Gender Equity in Climate Change Mitigation: Where are the “mamas”?
Agricultural soil carbon projects that explicitly seek to promote sustainable agricultural land management practices (SALM) are quickly gaining attention worldwide for their promise to deliver the “triple‐win”: adaptation, food security, and mitigation. However, as the recent scholarship on green‐grabbing suggests, a closer examination of how these projects affect local communities, in particular women who do not have secure land tenure, is necessary.

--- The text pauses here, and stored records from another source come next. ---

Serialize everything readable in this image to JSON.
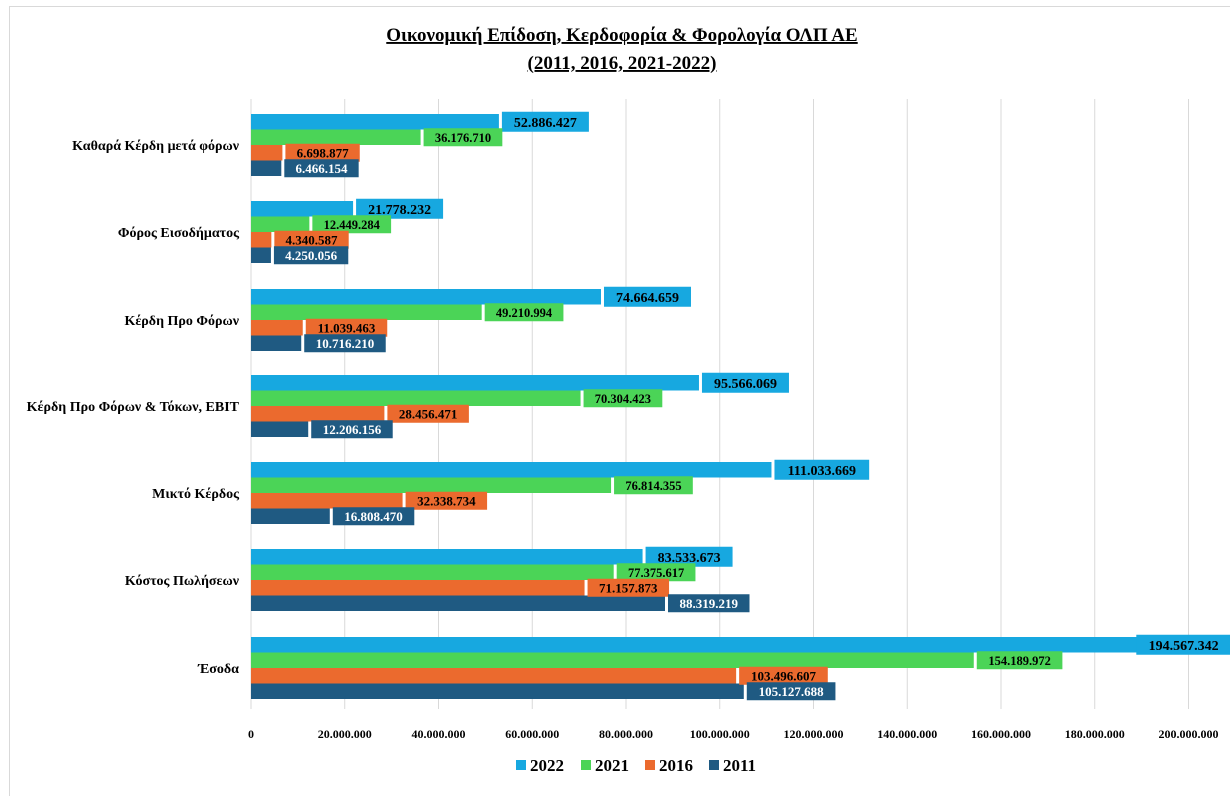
{
  "chart_data": {
    "type": "bar",
    "orientation": "horizontal",
    "title_line1": "Οικονομική Επίδοση, Κερδοφορία & Φορολογία ΟΛΠ ΑΕ",
    "title_line2": "(2011, 2016, 2021-2022)",
    "categories": [
      "Καθαρά Κέρδη μετά φόρων",
      "Φόρος Εισοδήματος",
      "Κέρδη Προ Φόρων",
      "Κέρδη Προ Φόρων & Τόκων, EBIT",
      "Μικτό Κέρδος",
      "Κόστος Πωλήσεων",
      "Έσοδα"
    ],
    "series": [
      {
        "name": "2022",
        "color": "#17a8e0",
        "values": [
          52886427,
          21778232,
          74664659,
          95566069,
          111033669,
          83533673,
          194567342
        ],
        "labels": [
          "52.886.427",
          "21.778.232",
          "74.664.659",
          "95.566.069",
          "111.033.669",
          "83.533.673",
          "194.567.342"
        ]
      },
      {
        "name": "2021",
        "color": "#4bd457",
        "values": [
          36176710,
          12449284,
          49210994,
          70304423,
          76814355,
          77375617,
          154189972
        ],
        "labels": [
          "36.176.710",
          "12.449.284",
          "49.210.994",
          "70.304.423",
          "76.814.355",
          "77.375.617",
          "154.189.972"
        ]
      },
      {
        "name": "2016",
        "color": "#eb6a2e",
        "values": [
          6698877,
          4340587,
          11039463,
          28456471,
          32338734,
          71157873,
          103496607
        ],
        "labels": [
          "6.698.877",
          "4.340.587",
          "11.039.463",
          "28.456.471",
          "32.338.734",
          "71.157.873",
          "103.496.607"
        ]
      },
      {
        "name": "2011",
        "color": "#1f5a82",
        "values": [
          6466154,
          4250056,
          10716210,
          12206156,
          16808470,
          88319219,
          105127688
        ],
        "labels": [
          "6.466.154",
          "4.250.056",
          "10.716.210",
          "12.206.156",
          "16.808.470",
          "88.319.219",
          "105.127.688"
        ]
      }
    ],
    "legend_order": [
      "2022",
      "2021",
      "2016",
      "2011"
    ],
    "xlim": [
      0,
      200000000
    ],
    "x_ticks": [
      "0",
      "20.000.000",
      "40.000.000",
      "60.000.000",
      "80.000.000",
      "100.000.000",
      "120.000.000",
      "140.000.000",
      "160.000.000",
      "180.000.000",
      "200.000.000"
    ],
    "grid": true,
    "legend_position": "bottom"
  }
}
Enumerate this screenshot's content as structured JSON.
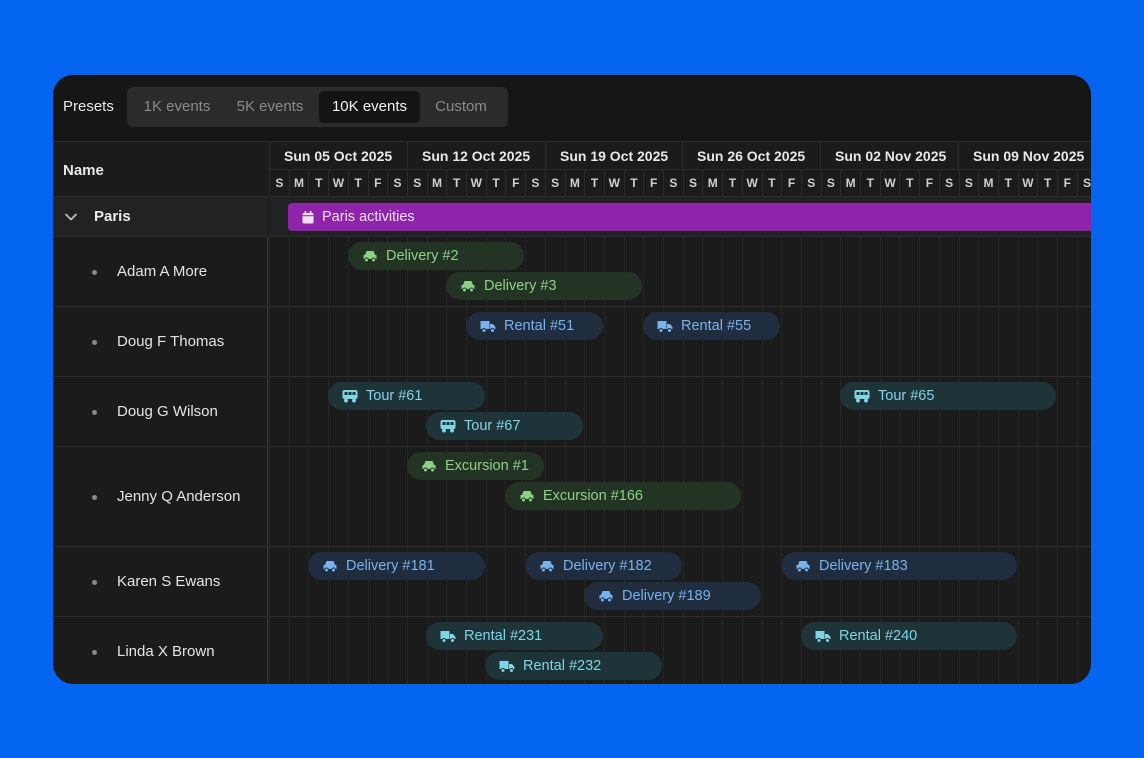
{
  "toolbar": {
    "presets_label": "Presets",
    "presets": [
      "1K events",
      "5K events",
      "10K events",
      "Custom"
    ],
    "active_preset": "10K events"
  },
  "columns": {
    "name_header": "Name"
  },
  "timeline": {
    "weeks": [
      "Sun 05 Oct 2025",
      "Sun 12 Oct 2025",
      "Sun 19 Oct 2025",
      "Sun 26 Oct 2025",
      "Sun 02 Nov 2025",
      "Sun 09 Nov 2025"
    ],
    "days": [
      "S",
      "M",
      "T",
      "W",
      "T",
      "F",
      "S"
    ]
  },
  "group": {
    "name": "Paris",
    "bar_label": "Paris activities",
    "bar_icon": "calendar-icon",
    "color": "#8e24aa"
  },
  "resources": [
    {
      "name": "Adam A More"
    },
    {
      "name": "Doug F Thomas"
    },
    {
      "name": "Doug G Wilson"
    },
    {
      "name": "Jenny Q Anderson"
    },
    {
      "name": "Karen S Ewans"
    },
    {
      "name": "Linda X Brown"
    }
  ],
  "events": {
    "e1": {
      "label": "Delivery #2",
      "icon": "car-icon"
    },
    "e2": {
      "label": "Delivery #3",
      "icon": "car-icon"
    },
    "e3": {
      "label": "Rental #51",
      "icon": "truck-icon"
    },
    "e4": {
      "label": "Rental #55",
      "icon": "truck-icon"
    },
    "e5": {
      "label": "Tour #61",
      "icon": "bus-icon"
    },
    "e6": {
      "label": "Tour #65",
      "icon": "bus-icon"
    },
    "e7": {
      "label": "Tour #67",
      "icon": "bus-icon"
    },
    "e8": {
      "label": "Excursion #1",
      "icon": "car-icon"
    },
    "e9": {
      "label": "Excursion #166",
      "icon": "car-icon"
    },
    "e10": {
      "label": "Delivery #181",
      "icon": "car-icon"
    },
    "e11": {
      "label": "Delivery #182",
      "icon": "car-icon"
    },
    "e12": {
      "label": "Delivery #183",
      "icon": "car-icon"
    },
    "e13": {
      "label": "Delivery #189",
      "icon": "car-icon"
    },
    "e14": {
      "label": "Rental #231",
      "icon": "truck-icon"
    },
    "e15": {
      "label": "Rental #240",
      "icon": "truck-icon"
    },
    "e16": {
      "label": "Rental #232",
      "icon": "truck-icon"
    }
  },
  "colors": {
    "background": "#0466f0",
    "panel": "#1b1b1b",
    "green_event": "#233424",
    "blue_event": "#1f2d3e",
    "teal_event": "#1f3438"
  }
}
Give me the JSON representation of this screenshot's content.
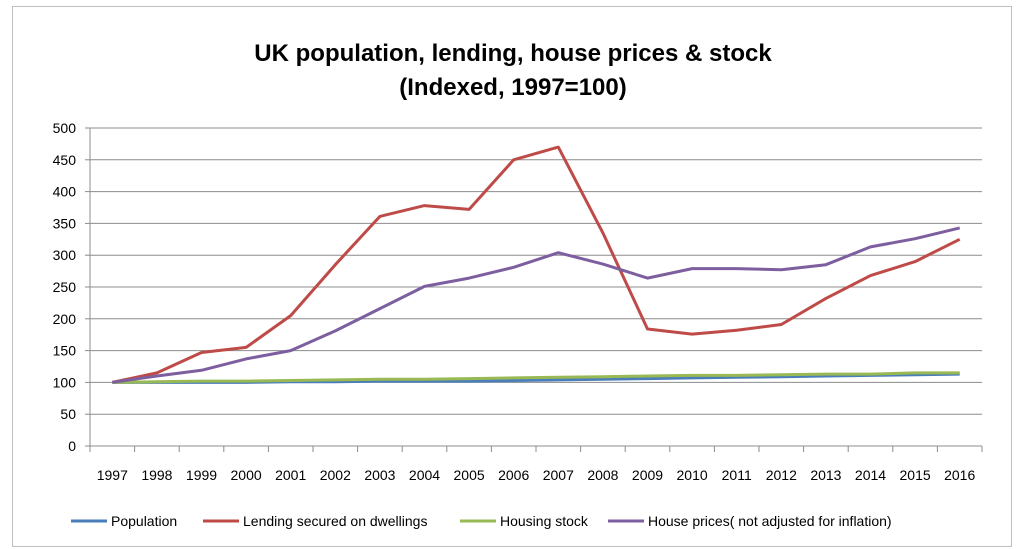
{
  "chart_data": {
    "type": "line",
    "title_line1": "UK population,  lending, house prices & stock",
    "title_line2": "(Indexed, 1997=100)",
    "xlabel": "",
    "ylabel": "",
    "ylim": [
      0,
      500
    ],
    "yticks": [
      0,
      50,
      100,
      150,
      200,
      250,
      300,
      350,
      400,
      450,
      500
    ],
    "grid": true,
    "legend_position": "bottom",
    "categories": [
      "1997",
      "1998",
      "1999",
      "2000",
      "2001",
      "2002",
      "2003",
      "2004",
      "2005",
      "2006",
      "2007",
      "2008",
      "2009",
      "2010",
      "2011",
      "2012",
      "2013",
      "2014",
      "2015",
      "2016"
    ],
    "series": [
      {
        "name": "Population",
        "color": "#4a7ebb",
        "values": [
          100,
          100,
          100,
          100,
          101,
          101,
          102,
          102,
          102,
          103,
          104,
          105,
          106,
          107,
          108,
          109,
          110,
          111,
          112,
          113
        ]
      },
      {
        "name": "Lending secured on dwellings",
        "color": "#be4b48",
        "values": [
          100,
          115,
          147,
          155,
          205,
          285,
          361,
          378,
          372,
          450,
          470,
          335,
          184,
          176,
          182,
          191,
          232,
          268,
          290,
          325
        ]
      },
      {
        "name": "Housing stock",
        "color": "#98b954",
        "values": [
          100,
          101,
          102,
          102,
          103,
          104,
          105,
          105,
          106,
          107,
          108,
          109,
          110,
          111,
          111,
          112,
          113,
          113,
          115,
          115
        ]
      },
      {
        "name": "House prices( not adjusted for inflation)",
        "color": "#7d5fa0",
        "values": [
          100,
          110,
          119,
          137,
          150,
          181,
          216,
          251,
          264,
          281,
          304,
          286,
          264,
          279,
          279,
          277,
          285,
          313,
          326,
          343
        ]
      }
    ]
  }
}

I used the Kenya Agricultural Carbon Project (KACP) as a case study to understand the implications of gender equity on land grabbing. With respect to access, women had less access because they did not have the same level of influence in decision‐making as men. On the project level, both men and women had little influence in establishing project requirements and potential benefits, as these were decided upon prior to farmer recruitment.
Regarding outcomes, women tended to participate in more project activities, and would in return reap more non‐monetary benefits than men. However, the cost of these benefits was non‐trivial: women also spent more time on the farm due to the substantial time and effort required to implement SALM practices. While currently the KACP project has not resulted in land grabbing, this is most likely due to the type of practices the project promoted. However, agricultural carbon projects in the future will need to be cautious of how promoted practices may change dynamics in the household and possibly strengthen men’s control over land, especially if men start viewing the land as productive and if the carbon income is substantial.
Lee, J. (2013). Gender Equity in Climate Change Mitigation: Where are the “mamas”? Working Paper 52. The Land Deal Politics Initiative.